The fires of hell were reaching for him as he sighted along the rifle barrel, holding Ezekiel’s life in his hands.

Then he lowered the rifle. Ezekiel gaped at him as Damien slung the rifle over his shoulder and ascended the steps, two at a time.

He cowered away from his brother, but Damien ignored him, passing him and continuing to stride away.

“I will not kill you, Ezekiel. I do not have it in me. Stay there if you want, and the fire will do what I cannot. Or come with me and live.”

He reached the door and looked back. Ezekiel still cowered, his face contorted in hate and fear.

“Just give me the house! Give me the dukedom! You don’t need it. You don’t want it. You live as a hermit. I know. I’ve been spying on you for months. It is wasted on you. It should have been mine!”

“Maybe it should. But it isn’t,” Damien said. “And a new heir will be in the world soon. The line will continue through me.”

“No! You haven’t suffered! If you had, you would understand. I can’t just give up and go back to being a pauper when I should be a duke!”

He was coughing as he spoke.
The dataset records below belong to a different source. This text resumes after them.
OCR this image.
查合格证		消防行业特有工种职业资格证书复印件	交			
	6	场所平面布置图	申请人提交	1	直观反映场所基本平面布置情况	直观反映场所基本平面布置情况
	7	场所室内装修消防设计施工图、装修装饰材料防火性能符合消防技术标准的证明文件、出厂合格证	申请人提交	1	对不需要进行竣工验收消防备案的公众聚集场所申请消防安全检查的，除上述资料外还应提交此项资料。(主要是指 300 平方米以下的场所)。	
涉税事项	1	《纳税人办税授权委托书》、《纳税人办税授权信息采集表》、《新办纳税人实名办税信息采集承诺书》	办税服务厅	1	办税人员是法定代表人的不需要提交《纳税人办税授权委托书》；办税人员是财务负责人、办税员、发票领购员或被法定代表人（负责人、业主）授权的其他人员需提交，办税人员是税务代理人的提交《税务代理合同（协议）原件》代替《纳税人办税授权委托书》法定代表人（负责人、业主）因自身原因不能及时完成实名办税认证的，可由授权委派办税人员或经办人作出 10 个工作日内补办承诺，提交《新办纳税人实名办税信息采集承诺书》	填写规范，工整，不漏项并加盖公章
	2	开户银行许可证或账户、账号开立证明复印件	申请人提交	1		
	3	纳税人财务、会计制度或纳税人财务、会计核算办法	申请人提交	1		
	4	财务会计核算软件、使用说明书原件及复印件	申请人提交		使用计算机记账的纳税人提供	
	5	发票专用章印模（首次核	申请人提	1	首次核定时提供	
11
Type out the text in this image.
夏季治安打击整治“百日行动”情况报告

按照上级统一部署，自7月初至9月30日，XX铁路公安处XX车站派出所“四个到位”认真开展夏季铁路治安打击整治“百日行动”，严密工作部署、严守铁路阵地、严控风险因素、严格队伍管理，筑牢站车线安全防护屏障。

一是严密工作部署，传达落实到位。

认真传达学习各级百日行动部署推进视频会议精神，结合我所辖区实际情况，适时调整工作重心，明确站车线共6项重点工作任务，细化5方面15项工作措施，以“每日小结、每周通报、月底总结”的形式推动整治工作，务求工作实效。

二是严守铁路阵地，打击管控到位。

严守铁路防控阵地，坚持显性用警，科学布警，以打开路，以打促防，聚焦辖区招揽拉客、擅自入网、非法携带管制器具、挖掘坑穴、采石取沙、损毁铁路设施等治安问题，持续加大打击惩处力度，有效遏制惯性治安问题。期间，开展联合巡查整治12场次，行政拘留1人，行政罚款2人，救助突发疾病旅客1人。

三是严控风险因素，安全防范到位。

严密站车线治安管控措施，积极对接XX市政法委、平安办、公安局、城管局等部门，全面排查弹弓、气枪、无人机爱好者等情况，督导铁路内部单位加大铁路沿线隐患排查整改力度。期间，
The wooden stairs were beginning to smolder and smoke. Ezekiel looked down to where the body of his spy lay, wreathed in fire. The knife, long-bladed and deadly, lay a few feet from the bottom of the stairs. Damien saw where Ezekiel was looking and shook his head.

“Do not try it,” he said.

Ezekiel screamed his rage and darted down the staircase, hand outstretched for the knife. Damien didn’t move. Saw him reach it. Saw him take it and turn, running back up the stairs with his weapon, his eyes on Damien. Filled with hate.

The stairs chose that moment to surrender to the fire.

Ezekiel’s fury fled from him as the stairs collapsed beneath him.

Damien saw the look of surprise on his brother’s face.

Then there was nothing but flames. He turned away, closing the door but already feeling the heat through the floor.

The door would not stop the fire for long.

As he ran through the halls of Winterleigh he saw how widespread the fire in the cellar was. Smoke billowed through cracks in the floor and had broken through in several places, tearing hungrily at floorboards, reaching ever higher.